Les droits et libertés, à mettre en oeuvre collectivement

Dans sa lettre du 12 janvier, Hubert Rioux célèbre avec vigueur les méthodes employées par le gouvernement du Québec pour gérer la pandémie, dénonçant du même coup une pseudo « pensée individualiste » qui expliquerait, selon lui, les dissidences émises face aux mesures sanitaires, notamment concernant leur impact sur les droits de la personne.
Le portrait réel des personnes non vaccinées n’est pas que celui qu’on nous dépeint généralement. On parle aussi de personnes en situation d’itinérance, sans statut, vivant avec un problème de santé mentale, isolées, analphabètes ou qui ne parlent ni le français ni l’anglais. En prônant des mesures qui s’en prennent particulièrement à ces personnes, M. Rioux et tant d’autres personnes tombent précisément dans le piège du gouvernement du Québec : ces personnes détournent la tête pour ne pas examiner l’ensemble du problème.
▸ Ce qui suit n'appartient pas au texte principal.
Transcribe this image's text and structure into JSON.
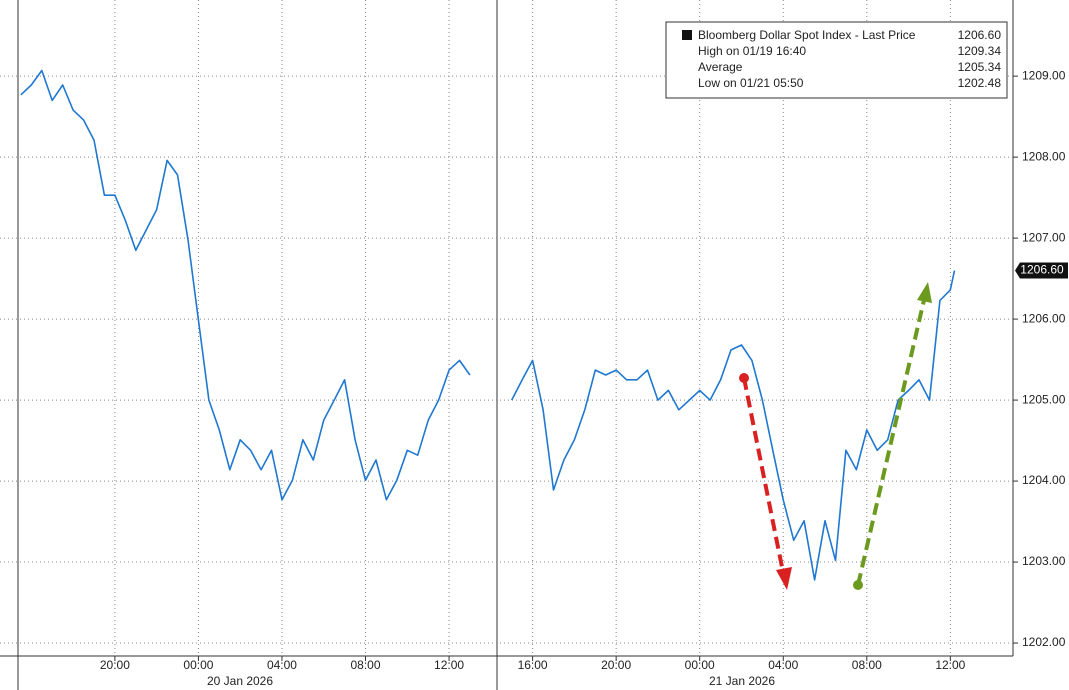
{
  "chart_data": {
    "type": "line",
    "legend": {
      "title": "Bloomberg Dollar Spot Index - Last Price",
      "last": "1206.60",
      "rows": [
        [
          "High on 01/19 16:40",
          "1209.34"
        ],
        [
          "Average",
          "1205.34"
        ],
        [
          "Low on 01/21 05:50",
          "1202.48"
        ]
      ]
    },
    "last_price_label": "1206.60",
    "date_labels": [
      "20 Jan 2026",
      "21 Jan 2026"
    ],
    "x": [
      15.5,
      16,
      16.5,
      17,
      17.5,
      18,
      18.5,
      19,
      19.5,
      20,
      20.5,
      21,
      21.5,
      22,
      22.5,
      23,
      23.5,
      24,
      24.5,
      25,
      25.5,
      26,
      26.5,
      27,
      27.5,
      28,
      28.5,
      29,
      29.5,
      30,
      30.5,
      31,
      31.5,
      32,
      32.5,
      33,
      33.5,
      34,
      34.5,
      35,
      35.5,
      36,
      36.5,
      37,
      38,
      39,
      39.5,
      40,
      40.5,
      41,
      41.5,
      42,
      42.5,
      43,
      43.5,
      44,
      44.5,
      45,
      45.5,
      46,
      46.5,
      47,
      47.5,
      48,
      48.5,
      49,
      49.5,
      50,
      50.5,
      51,
      51.5,
      52,
      52.5,
      53,
      53.5,
      54,
      54.5,
      55,
      55.5,
      56,
      56.5,
      57,
      57.5,
      58,
      58.5,
      59,
      59.5,
      60,
      60.2
    ],
    "series": [
      {
        "name": "Bloomberg Dollar Spot Index",
        "color": "#1f78d1",
        "values": [
          1208.77,
          1208.89,
          1209.07,
          1208.7,
          1208.89,
          1208.58,
          1208.46,
          1208.21,
          1207.53,
          1207.53,
          1207.22,
          1206.85,
          1207.1,
          1207.35,
          1207.96,
          1207.78,
          1206.98,
          1205.99,
          1205.0,
          1204.63,
          1204.14,
          1204.51,
          1204.38,
          1204.14,
          1204.38,
          1203.77,
          1204.01,
          1204.51,
          1204.26,
          1204.75,
          1205.0,
          1205.25,
          1204.51,
          1204.01,
          1204.26,
          1203.77,
          1204.01,
          1204.38,
          1204.32,
          1204.75,
          1205.0,
          1205.37,
          1205.49,
          1205.31,
          null,
          1205.0,
          1205.25,
          1205.49,
          1204.88,
          1203.89,
          1204.26,
          1204.51,
          1204.88,
          1205.37,
          1205.31,
          1205.37,
          1205.25,
          1205.25,
          1205.37,
          1205.0,
          1205.12,
          1204.88,
          1205.0,
          1205.12,
          1205.0,
          1205.25,
          1205.62,
          1205.68,
          1205.49,
          1205.0,
          1204.38,
          1203.77,
          1203.27,
          1203.51,
          1202.78,
          1203.51,
          1203.02,
          1204.38,
          1204.14,
          1204.63,
          1204.38,
          1204.51,
          1205.0,
          1205.12,
          1205.25,
          1205.0,
          1206.23,
          1206.36,
          1206.6
        ]
      }
    ],
    "xlim": [
      14.5,
      63
    ],
    "xticks": [
      {
        "value": 20,
        "label": "20:00"
      },
      {
        "value": 24,
        "label": "00:00"
      },
      {
        "value": 28,
        "label": "04:00"
      },
      {
        "value": 32,
        "label": "08:00"
      },
      {
        "value": 36,
        "label": "12:00"
      },
      {
        "value": 40,
        "label": "16:00"
      },
      {
        "value": 44,
        "label": "20:00"
      },
      {
        "value": 48,
        "label": "00:00"
      },
      {
        "value": 52,
        "label": "04:00"
      },
      {
        "value": 56,
        "label": "08:00"
      },
      {
        "value": 60,
        "label": "12:00"
      }
    ],
    "ylim": [
      1201.84,
      1209.94
    ],
    "yticks": [
      {
        "value": 1202,
        "label": "1202.00"
      },
      {
        "value": 1203,
        "label": "1203.00"
      },
      {
        "value": 1204,
        "label": "1204.00"
      },
      {
        "value": 1205,
        "label": "1205.00"
      },
      {
        "value": 1206,
        "label": "1206.00"
      },
      {
        "value": 1207,
        "label": "1207.00"
      },
      {
        "value": 1208,
        "label": "1208.00"
      },
      {
        "value": 1209,
        "label": "1209.00"
      }
    ],
    "grid": true
  }
}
Le système hospitalier n’est pas saturé qu’en raison de l’hospitalisation des personnes non vaccinées. Il est saturé parce que, depuis trente ans, des gouvernements néolibéraux mettent la hache dans le budget du système de santé et dans les conditions de travail de ses travailleurs et travailleuses. Il est saturé parce que, depuis 2015, la direction de la santé publique a subi des coupes budgétaires importantes qui l’ont empêchée et qui l’empêchent toujours de prévoir les coups. Il ne faut pas confondre les causes et les conséquences.
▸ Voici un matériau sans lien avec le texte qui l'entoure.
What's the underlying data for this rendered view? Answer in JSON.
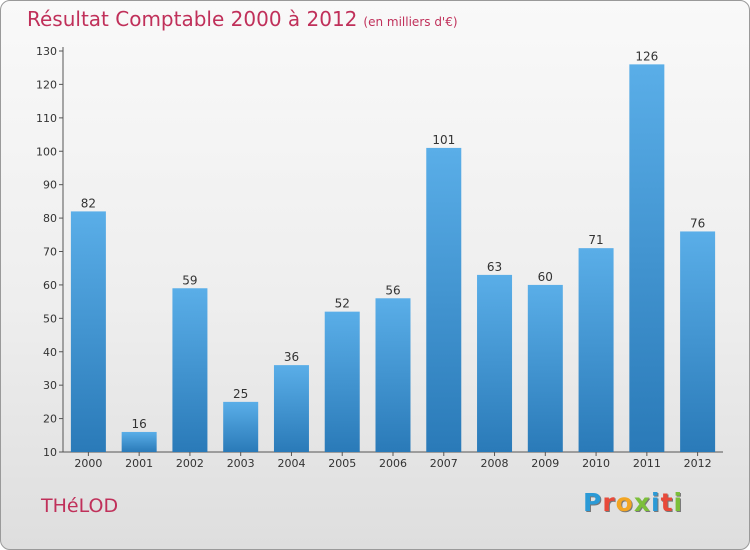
{
  "header": {
    "title": "Résultat Comptable 2000 à 2012",
    "subtitle": "(en milliers d'€)"
  },
  "footer": {
    "commune": "THéLOD",
    "logo_letters": [
      "P",
      "r",
      "o",
      "x",
      "i",
      "t",
      "i"
    ],
    "logo_colors": [
      "#2b9ad6",
      "#e84a3a",
      "#f2a523",
      "#7cbf3a",
      "#2b9ad6",
      "#e84a3a",
      "#7cbf3a"
    ]
  },
  "chart_data": {
    "type": "bar",
    "title": "Résultat Comptable 2000 à 2012",
    "subtitle": "(en milliers d'€)",
    "categories": [
      "2000",
      "2001",
      "2002",
      "2003",
      "2004",
      "2005",
      "2006",
      "2007",
      "2008",
      "2009",
      "2010",
      "2011",
      "2012"
    ],
    "values": [
      82,
      16,
      59,
      25,
      36,
      52,
      56,
      101,
      63,
      60,
      71,
      126,
      76
    ],
    "ylim": [
      10,
      130
    ],
    "yticks": [
      10,
      20,
      30,
      40,
      50,
      60,
      70,
      80,
      90,
      100,
      110,
      120,
      130
    ],
    "grid": false,
    "bar_color_top": "#5aaee8",
    "bar_color_bottom": "#2a7ab8"
  }
}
Fausse conception individualiste
Les droits et libertés font couramment l’objet dans l’espace public d’une profonde mécompréhension. Souvent erronément définis comme des droits « individuels » et opposés à de prétendus droits « collectifs » qui seraient ceux de la « majorité », ils subissent régulièrement des attaques non fondées. En effet, s’il est vrai que chaque personne est titulaire de ses droits, il importe de rappeler que ceux-ci requièrent très souvent des modes de mise en œuvre collective. Et ceci est aussi vrai pour la justice que pour la santé.
Cela signifie que le gouvernement a le devoir de s’assurer que les droits et libertés de l’ensemble de la population sont respectés et pris en compte lors de décisions. Et dans le contexte COVID, les droits des personnes vulnérables et marginalisées doivent recevoir une attention particulière afin d’éviter les discriminations et les exclusions lors de l’adoption de nouvelles politiques ou directives.
Depuis mars 2020, le Québec est plongé dans un état d’urgence sanitaire auquel s’accroche le gouvernement. Les décisions prises dans ce contexte tassent du revers de la main l’exigence et le respect des droits de la personne, dénoncés comme de « pur[s] caprice[s] » et des « lubies égocentriques ».
La règle de droit n’a pas attrapé la COVID et elle n’est pas en quarantaine. La banaliser nous promet des lendemains sombres.